Thursday, March 04, 2010

Why History?

When I tell people I’m moving to Ontario to go to school the next question is always “what will you be taking”. I’m enrolling in the History program. Why History? Well, my first indication that this might be a good study areas was that, whenever my old boss would encourage me to look into schooling, I’d get online and look at the Business courses and inevitably “just check” to see what the History department was offering. I realized after doing this a few times that that’s probably what I’m actually interested in :P

Also, last year, last May specifically, I met with a career counsellor at my local university. We talked about my current job (which was fairly new at the time) what I liked about what I did and what I didn’t. We talked about what I do in my spare time (scrapbooking, visiting museums and historic sites…and scrapbooking about them, travelling, etc.) And we talked about how I could apply what I do in my spare time, to my career choice. He gave me some great resources for career research…which I confess I never really followed up on.

So fast forward through a lot of soul searching, through a lot of talking to people, and through another summer of doing the things I like doing and when the 2010/11 university application process opened, I put my name in and “declared” History as my subject area.

Inevitably, the follow up question to “what will you be taking” is “what do you want to do with that?” Everyone assumes I’ll be teaching. Maybe there’s a reason for that. The thing is I don’t want to teach. Definitely not high school anyways and probably not university. I like the idea of “teaching” in a non-traditional setting. Like being part of educational programs at a National Historic Site or museum that focuses on my area of interest. I like to tell people that I want to be a tour guide. Now I realize you don’t need a degree for that but by going to school I feel like I can explore those types of job opportunities better.
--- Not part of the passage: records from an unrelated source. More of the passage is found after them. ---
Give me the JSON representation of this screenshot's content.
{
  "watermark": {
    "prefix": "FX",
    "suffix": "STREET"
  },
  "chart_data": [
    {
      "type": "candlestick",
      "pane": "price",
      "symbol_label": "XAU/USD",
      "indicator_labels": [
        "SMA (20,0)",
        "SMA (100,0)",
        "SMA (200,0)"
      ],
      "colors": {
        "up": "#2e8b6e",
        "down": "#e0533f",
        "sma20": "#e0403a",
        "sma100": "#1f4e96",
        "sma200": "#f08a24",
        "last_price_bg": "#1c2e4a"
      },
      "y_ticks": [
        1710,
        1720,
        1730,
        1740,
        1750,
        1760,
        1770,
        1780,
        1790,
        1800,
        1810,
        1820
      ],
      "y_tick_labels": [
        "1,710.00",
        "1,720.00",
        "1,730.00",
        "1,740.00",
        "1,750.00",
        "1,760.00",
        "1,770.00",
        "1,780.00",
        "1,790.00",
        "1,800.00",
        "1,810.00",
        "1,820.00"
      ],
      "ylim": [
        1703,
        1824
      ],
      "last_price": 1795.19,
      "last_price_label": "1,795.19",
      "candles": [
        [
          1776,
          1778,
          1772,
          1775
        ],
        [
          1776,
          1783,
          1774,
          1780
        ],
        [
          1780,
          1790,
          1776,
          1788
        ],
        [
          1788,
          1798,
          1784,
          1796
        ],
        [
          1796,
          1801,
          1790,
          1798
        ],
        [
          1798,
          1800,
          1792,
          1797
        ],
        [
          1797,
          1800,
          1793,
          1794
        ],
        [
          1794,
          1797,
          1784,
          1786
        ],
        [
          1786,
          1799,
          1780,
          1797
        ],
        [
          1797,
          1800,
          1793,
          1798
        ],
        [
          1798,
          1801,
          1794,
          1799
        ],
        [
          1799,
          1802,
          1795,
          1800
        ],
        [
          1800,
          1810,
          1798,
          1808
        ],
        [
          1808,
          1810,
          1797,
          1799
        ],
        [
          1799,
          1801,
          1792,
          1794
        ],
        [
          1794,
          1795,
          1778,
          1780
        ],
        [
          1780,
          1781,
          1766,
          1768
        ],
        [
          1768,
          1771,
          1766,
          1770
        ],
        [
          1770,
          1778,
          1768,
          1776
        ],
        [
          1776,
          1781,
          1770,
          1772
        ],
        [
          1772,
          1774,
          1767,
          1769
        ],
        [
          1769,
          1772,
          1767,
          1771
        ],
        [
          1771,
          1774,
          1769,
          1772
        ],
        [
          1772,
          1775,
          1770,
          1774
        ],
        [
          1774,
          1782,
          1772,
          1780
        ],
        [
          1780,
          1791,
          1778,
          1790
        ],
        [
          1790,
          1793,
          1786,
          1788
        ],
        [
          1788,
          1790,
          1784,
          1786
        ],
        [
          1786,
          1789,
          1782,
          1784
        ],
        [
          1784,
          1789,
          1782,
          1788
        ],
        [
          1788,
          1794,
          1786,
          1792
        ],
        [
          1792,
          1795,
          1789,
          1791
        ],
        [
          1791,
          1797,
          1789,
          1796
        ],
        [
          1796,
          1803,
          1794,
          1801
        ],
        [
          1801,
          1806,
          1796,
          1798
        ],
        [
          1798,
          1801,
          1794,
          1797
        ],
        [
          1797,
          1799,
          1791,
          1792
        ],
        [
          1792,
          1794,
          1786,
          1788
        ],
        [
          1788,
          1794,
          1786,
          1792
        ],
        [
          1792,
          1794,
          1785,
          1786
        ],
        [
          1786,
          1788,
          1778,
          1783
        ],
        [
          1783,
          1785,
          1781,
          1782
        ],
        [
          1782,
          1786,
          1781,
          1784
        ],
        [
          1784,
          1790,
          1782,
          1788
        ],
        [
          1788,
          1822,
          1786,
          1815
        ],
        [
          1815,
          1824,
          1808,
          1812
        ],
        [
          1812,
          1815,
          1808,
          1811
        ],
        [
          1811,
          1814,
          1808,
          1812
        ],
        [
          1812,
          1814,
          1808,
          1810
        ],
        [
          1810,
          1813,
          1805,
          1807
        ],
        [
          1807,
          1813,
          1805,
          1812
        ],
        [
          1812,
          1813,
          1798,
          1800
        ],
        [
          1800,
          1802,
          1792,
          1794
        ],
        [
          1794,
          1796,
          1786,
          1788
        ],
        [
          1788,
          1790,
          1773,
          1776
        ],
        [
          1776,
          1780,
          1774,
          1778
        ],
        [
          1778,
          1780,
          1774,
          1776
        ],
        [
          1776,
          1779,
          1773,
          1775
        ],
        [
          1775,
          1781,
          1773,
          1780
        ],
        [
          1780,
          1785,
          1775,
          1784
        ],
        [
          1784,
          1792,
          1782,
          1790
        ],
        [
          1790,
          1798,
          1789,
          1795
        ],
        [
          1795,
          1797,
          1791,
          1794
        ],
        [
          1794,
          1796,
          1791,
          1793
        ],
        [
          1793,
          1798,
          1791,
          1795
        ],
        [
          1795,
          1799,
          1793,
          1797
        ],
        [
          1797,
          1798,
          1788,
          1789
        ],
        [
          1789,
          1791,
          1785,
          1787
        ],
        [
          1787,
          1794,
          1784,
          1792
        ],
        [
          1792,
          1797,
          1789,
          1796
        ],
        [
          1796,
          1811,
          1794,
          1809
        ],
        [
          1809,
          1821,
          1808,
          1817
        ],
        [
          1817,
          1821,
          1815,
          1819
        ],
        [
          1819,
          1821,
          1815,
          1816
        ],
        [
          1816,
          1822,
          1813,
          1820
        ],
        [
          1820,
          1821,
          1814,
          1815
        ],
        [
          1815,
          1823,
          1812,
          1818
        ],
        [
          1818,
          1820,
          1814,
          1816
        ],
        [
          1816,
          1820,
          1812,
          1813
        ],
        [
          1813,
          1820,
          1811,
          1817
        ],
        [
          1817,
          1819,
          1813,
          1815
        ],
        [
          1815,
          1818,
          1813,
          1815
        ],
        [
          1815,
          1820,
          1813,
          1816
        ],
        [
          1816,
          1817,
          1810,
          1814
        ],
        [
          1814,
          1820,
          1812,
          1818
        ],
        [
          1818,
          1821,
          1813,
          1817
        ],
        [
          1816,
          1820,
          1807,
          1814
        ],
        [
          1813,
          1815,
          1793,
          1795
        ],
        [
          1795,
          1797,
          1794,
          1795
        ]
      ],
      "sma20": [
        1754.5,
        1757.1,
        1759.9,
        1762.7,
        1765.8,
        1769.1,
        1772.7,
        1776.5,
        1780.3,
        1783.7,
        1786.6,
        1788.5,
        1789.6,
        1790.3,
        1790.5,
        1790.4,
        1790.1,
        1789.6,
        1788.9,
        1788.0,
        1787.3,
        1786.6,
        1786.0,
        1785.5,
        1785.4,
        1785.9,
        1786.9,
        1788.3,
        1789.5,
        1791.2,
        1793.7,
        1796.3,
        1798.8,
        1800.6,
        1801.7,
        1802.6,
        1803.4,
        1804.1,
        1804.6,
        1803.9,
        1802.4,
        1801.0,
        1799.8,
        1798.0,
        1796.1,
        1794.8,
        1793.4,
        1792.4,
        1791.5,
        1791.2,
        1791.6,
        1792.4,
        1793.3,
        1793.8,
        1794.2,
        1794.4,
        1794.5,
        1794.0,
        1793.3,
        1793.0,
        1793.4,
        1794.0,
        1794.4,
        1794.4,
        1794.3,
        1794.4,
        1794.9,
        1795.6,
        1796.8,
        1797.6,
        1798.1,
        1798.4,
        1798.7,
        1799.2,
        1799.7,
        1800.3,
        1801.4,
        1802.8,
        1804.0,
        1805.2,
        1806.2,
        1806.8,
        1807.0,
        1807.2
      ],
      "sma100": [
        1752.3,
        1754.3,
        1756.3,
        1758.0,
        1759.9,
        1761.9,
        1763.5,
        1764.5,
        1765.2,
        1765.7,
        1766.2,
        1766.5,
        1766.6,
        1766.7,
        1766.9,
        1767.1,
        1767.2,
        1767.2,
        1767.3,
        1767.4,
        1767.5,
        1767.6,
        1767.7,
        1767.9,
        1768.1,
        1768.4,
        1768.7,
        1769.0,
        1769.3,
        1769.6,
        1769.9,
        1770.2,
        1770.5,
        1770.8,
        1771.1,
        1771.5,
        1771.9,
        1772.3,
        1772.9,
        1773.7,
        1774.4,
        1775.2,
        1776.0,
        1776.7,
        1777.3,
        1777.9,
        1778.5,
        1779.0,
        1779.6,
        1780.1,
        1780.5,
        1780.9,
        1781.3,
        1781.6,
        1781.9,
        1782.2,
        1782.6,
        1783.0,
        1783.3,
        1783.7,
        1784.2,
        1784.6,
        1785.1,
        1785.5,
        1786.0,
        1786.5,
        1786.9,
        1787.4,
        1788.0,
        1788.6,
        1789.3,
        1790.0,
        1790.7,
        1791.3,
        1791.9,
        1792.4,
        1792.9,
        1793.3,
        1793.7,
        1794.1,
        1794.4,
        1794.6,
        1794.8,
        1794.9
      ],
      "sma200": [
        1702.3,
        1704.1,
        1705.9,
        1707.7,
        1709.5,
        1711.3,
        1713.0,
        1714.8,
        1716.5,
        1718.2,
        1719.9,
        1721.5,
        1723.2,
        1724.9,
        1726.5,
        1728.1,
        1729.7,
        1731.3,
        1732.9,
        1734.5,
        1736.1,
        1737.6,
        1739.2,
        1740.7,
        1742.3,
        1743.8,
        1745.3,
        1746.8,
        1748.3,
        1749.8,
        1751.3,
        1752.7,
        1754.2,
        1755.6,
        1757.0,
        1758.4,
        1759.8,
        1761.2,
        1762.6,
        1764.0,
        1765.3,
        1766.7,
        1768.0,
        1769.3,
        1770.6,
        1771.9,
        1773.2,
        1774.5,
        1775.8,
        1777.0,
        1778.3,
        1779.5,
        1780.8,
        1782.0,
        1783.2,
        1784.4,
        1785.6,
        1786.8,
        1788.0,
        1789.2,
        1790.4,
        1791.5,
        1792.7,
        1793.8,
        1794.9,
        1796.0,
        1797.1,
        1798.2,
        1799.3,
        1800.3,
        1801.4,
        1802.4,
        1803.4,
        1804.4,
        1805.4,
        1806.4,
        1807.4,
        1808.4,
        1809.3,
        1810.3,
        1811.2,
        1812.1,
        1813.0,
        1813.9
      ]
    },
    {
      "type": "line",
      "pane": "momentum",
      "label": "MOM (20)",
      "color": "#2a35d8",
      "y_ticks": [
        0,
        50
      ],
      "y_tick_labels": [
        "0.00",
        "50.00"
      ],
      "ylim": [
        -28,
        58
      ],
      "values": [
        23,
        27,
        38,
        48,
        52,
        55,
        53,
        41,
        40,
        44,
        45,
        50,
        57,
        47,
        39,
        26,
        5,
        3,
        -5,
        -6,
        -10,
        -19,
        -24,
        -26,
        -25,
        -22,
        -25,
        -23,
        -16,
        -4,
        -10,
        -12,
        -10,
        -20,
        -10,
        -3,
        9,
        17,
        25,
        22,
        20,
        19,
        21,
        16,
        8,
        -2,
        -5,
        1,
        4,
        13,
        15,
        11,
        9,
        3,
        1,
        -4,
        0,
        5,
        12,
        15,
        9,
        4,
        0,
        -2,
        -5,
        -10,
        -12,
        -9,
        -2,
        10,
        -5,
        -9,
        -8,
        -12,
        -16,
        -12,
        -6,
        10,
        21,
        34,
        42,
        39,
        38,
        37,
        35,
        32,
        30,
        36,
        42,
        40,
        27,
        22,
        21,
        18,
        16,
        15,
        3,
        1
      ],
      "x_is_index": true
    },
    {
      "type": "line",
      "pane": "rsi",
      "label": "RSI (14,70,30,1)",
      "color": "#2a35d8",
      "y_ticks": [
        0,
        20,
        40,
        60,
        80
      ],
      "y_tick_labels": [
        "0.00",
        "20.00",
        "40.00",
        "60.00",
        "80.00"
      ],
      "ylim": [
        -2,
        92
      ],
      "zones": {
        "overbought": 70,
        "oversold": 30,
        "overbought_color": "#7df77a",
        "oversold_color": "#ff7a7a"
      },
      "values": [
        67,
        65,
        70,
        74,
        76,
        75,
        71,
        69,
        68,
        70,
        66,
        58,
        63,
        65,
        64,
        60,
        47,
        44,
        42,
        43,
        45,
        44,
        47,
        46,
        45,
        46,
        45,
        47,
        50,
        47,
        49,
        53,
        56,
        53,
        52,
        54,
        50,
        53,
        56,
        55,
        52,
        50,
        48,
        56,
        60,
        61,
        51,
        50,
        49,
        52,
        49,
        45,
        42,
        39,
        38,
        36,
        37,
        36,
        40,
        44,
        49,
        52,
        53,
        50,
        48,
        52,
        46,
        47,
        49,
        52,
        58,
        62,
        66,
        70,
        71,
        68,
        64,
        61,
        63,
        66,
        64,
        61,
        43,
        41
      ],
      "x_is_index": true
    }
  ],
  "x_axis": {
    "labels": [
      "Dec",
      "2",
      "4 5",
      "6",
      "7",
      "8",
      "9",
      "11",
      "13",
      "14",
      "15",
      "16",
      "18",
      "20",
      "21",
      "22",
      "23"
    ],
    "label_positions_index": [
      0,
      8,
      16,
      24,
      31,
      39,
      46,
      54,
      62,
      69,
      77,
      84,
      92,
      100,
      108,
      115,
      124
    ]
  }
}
One of my (many) reasons for moving to Ontario is because there is so much more history there than there is on the West Coast. BC just celebrated 150 years. Woohoo. Seriously, it’s not that long. Quebec celebrated 400. That’s more like it. I’m not too excited about ancient history, or even European history but I’m looking for something a bit older than the fur trade.

I look at people who are “tour guides” or who do educational programs in historic sites and think “I could do that, I want to do that”. I’d like nothing more than to be in period costume all day. Maybe not for forever, but to start at least. I’m also not eliminating the possibility of getting back into administration, but hopefully for an organization where I can be passionate about what they do and the message they have to deliver.

So when people ask “what do you want to do” there’s a list of possibilities. I also realized a little while ago that I may not even know the title of the job I want to do! I don’t want to just do what I know is available. I want to explore options, and find the perfect job for ME, whatever it may be. I’ll let you know when I figure it out :)


Shelljo said...

As one with a history degree, I say ...whoo hoo!

You can always work in a museum or a historical library, geneaology society, etc. You can do something other than "teach". Besides, just taking History classes is fun! You learn so much cool stuff...most is usless trivia, but who cares, it's just cool!

agent713 said...

Can you see me nodding my head? That's exactly the kind of places I want to work :) and yeah, I love the trivia :D

Duchess said...

Don't forget to add in enough management/financial courses to know how to develop budgets and manage the staff for a site. A grant writing course would be a good thing to add in, too.

I would have loved to be one of the cataloguers who recently processed the NYPL's collection of U.S. Sanitary Commission holdings from the American Civil War. Can you imagine having that stuff for nearly 150 years and never getting around to taking an inventory of it?!

To supplement your need to disappear into another era, find a reenactment group. They'll fuel your passion and understand when you say you'd rather spend the weekend wearing odd clothing and showing others about an earlier era than having your plumbing repaired.

Don't forget there are also jobs which incorporate your other hobbies - sewists maintain clothing collections or outfit interpreters, scrapbookers may be archivers or may learn to rebind books or reprint documents to make them available for another generation.

As long as you know going in that the pay is not high, but the rewards are great, you'll be making the right choice.